On the first day of the week of prayer, Koch reflected how Pope Francis’ upcoming trip to Africa reflects the “common work” for reconciliation and peace shared by the Catholic Church, the Anglican World Communion, and the Presbyterian Church in England.

Pope Francis is scheduled to visit South Sudan from Feb. 3–5 for a visit that he is calling “a pilgrimage of peace” to the African country that has long struggled to implement peace agreements to end violence between armed groups and military forces.

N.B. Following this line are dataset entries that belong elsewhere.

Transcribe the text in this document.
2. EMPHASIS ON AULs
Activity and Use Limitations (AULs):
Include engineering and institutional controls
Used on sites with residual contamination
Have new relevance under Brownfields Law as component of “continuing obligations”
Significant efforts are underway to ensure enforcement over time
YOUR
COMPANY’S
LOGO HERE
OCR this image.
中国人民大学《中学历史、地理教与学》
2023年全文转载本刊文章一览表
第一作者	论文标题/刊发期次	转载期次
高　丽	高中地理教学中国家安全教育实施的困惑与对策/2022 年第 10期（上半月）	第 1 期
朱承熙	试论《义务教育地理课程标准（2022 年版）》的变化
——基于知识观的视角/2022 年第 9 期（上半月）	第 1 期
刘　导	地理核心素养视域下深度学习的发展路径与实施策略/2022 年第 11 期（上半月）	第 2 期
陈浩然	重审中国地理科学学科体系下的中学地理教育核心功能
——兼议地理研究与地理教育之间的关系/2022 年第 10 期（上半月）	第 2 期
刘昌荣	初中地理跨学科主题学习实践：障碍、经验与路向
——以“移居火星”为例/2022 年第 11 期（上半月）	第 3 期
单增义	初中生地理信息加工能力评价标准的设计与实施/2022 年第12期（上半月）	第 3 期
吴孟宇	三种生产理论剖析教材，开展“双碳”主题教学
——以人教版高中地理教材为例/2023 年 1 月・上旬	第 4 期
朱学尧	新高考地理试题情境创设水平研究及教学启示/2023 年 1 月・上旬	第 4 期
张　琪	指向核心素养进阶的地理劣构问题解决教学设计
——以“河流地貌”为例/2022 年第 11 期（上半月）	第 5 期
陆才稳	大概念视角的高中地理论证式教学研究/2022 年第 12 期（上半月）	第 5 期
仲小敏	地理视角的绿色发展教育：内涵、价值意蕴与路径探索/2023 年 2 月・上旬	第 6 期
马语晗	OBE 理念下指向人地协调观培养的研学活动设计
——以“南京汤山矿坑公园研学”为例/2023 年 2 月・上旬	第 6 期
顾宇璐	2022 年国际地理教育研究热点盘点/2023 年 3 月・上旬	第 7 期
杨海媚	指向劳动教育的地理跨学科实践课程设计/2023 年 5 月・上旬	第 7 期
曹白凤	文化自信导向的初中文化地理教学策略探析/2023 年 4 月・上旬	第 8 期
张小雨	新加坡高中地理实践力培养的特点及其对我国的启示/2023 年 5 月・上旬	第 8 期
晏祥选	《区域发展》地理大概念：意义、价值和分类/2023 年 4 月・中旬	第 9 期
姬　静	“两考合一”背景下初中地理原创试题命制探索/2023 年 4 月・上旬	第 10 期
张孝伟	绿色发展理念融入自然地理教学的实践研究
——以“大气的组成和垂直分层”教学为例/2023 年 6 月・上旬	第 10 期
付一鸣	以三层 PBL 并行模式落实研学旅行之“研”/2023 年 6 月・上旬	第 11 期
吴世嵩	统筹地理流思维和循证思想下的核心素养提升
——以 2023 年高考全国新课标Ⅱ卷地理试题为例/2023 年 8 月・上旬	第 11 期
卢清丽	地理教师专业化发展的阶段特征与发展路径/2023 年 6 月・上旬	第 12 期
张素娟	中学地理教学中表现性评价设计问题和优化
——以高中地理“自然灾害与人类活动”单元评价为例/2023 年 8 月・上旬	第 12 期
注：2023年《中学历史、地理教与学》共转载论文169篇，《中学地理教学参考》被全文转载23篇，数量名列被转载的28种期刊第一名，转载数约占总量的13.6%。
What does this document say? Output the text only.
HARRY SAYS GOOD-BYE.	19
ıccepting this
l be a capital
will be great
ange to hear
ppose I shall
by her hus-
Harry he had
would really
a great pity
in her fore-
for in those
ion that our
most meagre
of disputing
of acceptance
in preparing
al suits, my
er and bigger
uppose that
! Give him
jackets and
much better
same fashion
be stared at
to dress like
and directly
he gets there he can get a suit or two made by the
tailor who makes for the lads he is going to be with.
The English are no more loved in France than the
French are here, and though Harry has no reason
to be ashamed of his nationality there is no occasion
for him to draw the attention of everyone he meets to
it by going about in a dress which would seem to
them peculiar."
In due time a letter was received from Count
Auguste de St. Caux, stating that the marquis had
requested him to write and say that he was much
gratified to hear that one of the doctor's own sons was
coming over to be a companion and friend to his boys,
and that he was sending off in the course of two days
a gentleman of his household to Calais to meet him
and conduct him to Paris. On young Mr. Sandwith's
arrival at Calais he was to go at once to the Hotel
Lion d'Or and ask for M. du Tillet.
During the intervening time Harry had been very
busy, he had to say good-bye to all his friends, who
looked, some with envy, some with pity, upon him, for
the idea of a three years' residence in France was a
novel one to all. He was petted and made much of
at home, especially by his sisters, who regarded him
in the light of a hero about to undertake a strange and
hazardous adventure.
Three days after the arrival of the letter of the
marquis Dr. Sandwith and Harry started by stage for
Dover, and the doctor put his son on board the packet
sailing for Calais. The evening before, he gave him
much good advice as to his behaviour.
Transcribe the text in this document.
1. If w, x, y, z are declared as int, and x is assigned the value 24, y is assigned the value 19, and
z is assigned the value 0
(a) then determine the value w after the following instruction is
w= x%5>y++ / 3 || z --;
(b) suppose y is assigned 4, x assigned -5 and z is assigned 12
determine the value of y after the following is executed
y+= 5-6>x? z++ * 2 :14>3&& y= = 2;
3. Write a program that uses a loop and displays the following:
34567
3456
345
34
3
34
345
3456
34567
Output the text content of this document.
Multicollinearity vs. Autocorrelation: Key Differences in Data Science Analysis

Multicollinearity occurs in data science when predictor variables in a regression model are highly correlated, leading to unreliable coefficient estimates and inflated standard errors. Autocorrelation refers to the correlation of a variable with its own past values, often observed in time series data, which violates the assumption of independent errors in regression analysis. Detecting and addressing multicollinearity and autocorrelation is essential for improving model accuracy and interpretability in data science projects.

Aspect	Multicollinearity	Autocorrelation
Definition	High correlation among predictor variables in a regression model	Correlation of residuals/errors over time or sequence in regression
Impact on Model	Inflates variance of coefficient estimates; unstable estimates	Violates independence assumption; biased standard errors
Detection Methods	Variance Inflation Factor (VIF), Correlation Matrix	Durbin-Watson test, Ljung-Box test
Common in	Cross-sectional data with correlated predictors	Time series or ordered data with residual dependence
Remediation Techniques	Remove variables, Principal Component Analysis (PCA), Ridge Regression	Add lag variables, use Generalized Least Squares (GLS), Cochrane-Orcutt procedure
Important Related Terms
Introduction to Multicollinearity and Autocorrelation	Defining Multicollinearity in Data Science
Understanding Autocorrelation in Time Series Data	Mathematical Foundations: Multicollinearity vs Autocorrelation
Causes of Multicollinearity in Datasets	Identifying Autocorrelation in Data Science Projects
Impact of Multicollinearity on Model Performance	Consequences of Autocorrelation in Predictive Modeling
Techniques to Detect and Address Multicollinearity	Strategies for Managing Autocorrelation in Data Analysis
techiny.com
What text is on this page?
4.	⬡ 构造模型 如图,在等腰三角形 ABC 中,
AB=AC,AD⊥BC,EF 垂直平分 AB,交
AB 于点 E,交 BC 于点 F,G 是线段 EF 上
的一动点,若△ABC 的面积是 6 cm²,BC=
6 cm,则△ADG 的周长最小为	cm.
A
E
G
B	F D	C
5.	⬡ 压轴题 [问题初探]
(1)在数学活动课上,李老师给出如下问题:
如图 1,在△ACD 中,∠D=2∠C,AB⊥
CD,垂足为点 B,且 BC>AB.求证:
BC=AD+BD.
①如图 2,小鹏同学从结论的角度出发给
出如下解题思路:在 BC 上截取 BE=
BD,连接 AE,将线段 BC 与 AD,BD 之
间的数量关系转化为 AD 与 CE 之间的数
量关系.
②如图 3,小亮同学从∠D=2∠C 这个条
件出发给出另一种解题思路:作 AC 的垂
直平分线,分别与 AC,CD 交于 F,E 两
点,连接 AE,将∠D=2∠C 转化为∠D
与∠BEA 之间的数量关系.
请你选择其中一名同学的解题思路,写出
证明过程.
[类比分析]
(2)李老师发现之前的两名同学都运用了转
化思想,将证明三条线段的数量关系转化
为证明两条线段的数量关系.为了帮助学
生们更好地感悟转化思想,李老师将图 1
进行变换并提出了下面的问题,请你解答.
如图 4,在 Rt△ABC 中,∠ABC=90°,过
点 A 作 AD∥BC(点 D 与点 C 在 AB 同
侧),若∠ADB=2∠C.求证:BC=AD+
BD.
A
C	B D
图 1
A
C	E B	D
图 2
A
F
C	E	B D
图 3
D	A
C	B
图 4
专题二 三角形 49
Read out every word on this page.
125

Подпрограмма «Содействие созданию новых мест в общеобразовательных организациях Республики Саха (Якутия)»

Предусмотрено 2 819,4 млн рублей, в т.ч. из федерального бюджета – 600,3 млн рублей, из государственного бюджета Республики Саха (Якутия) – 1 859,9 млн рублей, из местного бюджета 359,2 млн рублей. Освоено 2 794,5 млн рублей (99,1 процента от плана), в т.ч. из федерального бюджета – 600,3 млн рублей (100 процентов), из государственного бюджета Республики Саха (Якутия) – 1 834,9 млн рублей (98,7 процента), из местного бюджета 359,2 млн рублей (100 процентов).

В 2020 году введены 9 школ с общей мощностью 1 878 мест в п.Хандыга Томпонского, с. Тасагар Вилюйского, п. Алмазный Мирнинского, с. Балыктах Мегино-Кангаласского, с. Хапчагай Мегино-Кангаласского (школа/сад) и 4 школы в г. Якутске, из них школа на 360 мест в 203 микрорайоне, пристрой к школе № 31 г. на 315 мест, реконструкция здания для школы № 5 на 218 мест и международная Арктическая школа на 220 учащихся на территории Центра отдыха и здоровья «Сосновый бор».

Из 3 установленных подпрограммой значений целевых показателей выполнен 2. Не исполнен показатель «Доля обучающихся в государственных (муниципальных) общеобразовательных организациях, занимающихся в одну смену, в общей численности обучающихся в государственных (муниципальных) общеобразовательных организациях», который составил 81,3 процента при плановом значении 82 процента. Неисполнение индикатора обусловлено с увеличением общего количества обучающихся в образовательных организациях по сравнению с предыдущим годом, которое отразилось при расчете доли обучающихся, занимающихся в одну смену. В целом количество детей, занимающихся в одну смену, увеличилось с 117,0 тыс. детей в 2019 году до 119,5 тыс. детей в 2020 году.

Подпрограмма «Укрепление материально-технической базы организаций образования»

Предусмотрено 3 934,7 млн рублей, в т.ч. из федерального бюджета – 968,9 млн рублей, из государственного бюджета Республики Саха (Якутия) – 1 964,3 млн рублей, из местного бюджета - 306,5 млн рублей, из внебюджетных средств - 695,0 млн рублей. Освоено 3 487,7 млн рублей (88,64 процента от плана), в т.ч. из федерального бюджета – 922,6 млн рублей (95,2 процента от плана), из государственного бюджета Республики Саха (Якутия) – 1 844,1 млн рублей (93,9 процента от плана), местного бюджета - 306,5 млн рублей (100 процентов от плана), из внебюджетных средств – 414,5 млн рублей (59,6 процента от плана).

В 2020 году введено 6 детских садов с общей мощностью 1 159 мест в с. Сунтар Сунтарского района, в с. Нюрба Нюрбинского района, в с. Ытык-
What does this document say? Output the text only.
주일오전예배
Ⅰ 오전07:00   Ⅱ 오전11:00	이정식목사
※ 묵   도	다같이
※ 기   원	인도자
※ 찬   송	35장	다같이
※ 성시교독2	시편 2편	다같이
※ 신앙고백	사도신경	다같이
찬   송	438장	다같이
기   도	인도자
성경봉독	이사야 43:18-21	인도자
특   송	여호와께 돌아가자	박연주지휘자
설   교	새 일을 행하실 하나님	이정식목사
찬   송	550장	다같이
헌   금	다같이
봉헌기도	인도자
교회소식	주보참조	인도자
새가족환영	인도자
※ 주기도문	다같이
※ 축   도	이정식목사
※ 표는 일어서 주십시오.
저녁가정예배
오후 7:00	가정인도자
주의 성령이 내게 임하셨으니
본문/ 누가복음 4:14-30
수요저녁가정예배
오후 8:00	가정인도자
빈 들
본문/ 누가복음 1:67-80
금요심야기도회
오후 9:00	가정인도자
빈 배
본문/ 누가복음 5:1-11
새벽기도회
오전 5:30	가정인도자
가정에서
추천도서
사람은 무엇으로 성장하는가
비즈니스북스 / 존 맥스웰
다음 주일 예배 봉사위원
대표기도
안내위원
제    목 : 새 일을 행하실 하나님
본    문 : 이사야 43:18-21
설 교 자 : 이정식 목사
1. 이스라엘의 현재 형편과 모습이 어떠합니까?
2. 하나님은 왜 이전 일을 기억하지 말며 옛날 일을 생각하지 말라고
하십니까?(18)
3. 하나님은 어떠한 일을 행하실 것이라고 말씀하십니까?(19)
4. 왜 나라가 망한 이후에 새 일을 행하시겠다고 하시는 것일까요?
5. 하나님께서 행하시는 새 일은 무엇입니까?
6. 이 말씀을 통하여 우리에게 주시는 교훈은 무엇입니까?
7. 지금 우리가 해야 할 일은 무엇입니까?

The pope has desired for many years to make a trip to South Sudan together with the archbishop of Canterbury, Justin Welby, and the moderator of the Church of Scotland. A previously scheduled papal trip to South Sudan with Welby was canceled in 2017 due to security concerns, and the current trip was rescheduled for 2023 after it was postponed last summer due to Francis’ knee problems.

Koch sees a message of hope in the upcoming trip. He said: “This apostolic visit of the Holy Father in South Sudan will be a common pilgrimage between the archbishop of Canterbury, Welby, and the president of the Presbyterian Church in England and the pope because all these churches are engaged to re-find reconciliation in this country.”

“And this is a very beautiful sign that all the churches collaborate together for re-finding peace in this very difficult situation.”